As of 30 September 2021, 120 countries, representing just over half of global greenhouse gas emissions, had communicated new or updated NDCs. In addition, three G20 members have announced other new mitigation pledges for 2030, the UNEP said.

A total of 49 countries plus the EU have pledged a net-zero target. This accounts for more than half of global domestic greenhouse gas emissions, over half of GDP and a third of the global population. Of these targets, 11 of them are enshrined in law, covering just 12 per cent of global emissions.

The UNEP report warned that though 12 G20 members have pledged a net-zero target, they are “highly ambiguous”.

“The world has to wake up to the imminent peril we face as a species,” Ms Andersen said.

“Nations need to put in place the policies to meet their new commitments, and start implementing them within months. They need to make their net-zero pledges more concrete, ensuring these commitments are included in NDCs, and action brought forward. They then need to get the policies in place to back this raised ambition and, again, start implementing them urgently.

“It is also essential to deliver financial and technological support to developing nations – so that they can both adapt to the impacts of climate change already here and set out on a low-emissions growth path.”

Despite the suggestion that net-zero pledges could help shift the world towards greater levels of decarbonisation, some academics remain sceptical that Cop summits can deliver the emissions cuts required.

Insanity is keeping doing the same thing in the hope of getting a different outcome. On current progress, we’ll close the 2030 emissions gap sometime in the 2080s

Myles Allen, professor of geosystem science at the University of Oxford

Responding to the report, Myles Allen, a professor of geosystem science at the University of Oxford, said: “Insanity is keeping doing the same thing in the hope of getting a different outcome. On current progress, we’ll close the 2030 emissions gap sometime in the 2080s.
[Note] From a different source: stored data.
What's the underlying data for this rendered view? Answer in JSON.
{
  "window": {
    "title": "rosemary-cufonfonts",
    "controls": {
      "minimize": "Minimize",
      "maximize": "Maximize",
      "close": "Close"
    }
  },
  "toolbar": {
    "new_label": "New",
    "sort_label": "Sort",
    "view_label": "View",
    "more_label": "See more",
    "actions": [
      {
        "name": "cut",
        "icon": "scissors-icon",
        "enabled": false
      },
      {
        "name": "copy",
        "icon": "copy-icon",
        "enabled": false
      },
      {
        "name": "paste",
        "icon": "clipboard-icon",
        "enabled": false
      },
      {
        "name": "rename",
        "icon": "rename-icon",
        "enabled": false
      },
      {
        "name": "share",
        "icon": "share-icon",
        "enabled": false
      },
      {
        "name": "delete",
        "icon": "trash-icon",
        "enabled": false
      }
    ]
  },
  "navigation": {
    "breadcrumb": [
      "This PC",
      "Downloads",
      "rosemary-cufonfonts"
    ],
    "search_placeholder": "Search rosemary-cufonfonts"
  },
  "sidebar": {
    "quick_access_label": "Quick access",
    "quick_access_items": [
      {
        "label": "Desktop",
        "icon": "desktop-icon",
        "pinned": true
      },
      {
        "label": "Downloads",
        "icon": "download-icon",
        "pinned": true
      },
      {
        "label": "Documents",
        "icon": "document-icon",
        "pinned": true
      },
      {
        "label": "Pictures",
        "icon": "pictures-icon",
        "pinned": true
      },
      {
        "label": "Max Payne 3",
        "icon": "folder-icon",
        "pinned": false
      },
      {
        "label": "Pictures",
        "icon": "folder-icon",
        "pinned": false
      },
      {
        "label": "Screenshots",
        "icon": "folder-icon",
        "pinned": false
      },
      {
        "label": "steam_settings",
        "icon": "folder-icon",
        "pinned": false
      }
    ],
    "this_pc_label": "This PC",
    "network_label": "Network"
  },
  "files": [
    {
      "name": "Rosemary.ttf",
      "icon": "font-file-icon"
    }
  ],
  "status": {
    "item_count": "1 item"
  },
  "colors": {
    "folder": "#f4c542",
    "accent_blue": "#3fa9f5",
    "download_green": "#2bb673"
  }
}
“There is no appetite for reducing fossil fuel consumption globally at the rate required to meet our climate goals. The only remaining option is to scale up safe and permanent disposal of carbon dioxide, such as by storing it back underground, instead of fly-tipping it into the atmosphere.”

He added: “We currently dispose of less than 0.1 per cent of the carbon dioxide we generate. This needs to be at 10 per cent by 2030 to be on track for 100 per cent by 2050. This is the gap that matters, and they won’t even be talking about it in Glasgow.”

Dr Joeri Rogelj from the Grantham Institute at Imperial College London, and lead author of two chapters of the report, said: “This is the first time the UNEP Emissions Gap Report dedicates a full chapter to net-zero targets. Its verdict is mixed. On the one hand, if implemented, current net zero targets would lower temperature projections by for the next century by about half a degree – bringing central estimates close to 2C – yet still not in line with holding global warming well below 2C, let alone 1.5C.

“On the other hand, the report also highlights that in many cases countries’ near-term targets are not yet putting emissions a clear track towards achieving their net-zero goals. This casts doubt on whether these targets will ever be achieved. Countries can reduce these doubts by stepping up and moving from targets, to strategies, plans, and policies, that deliver the net-zero ambitions on the ground.”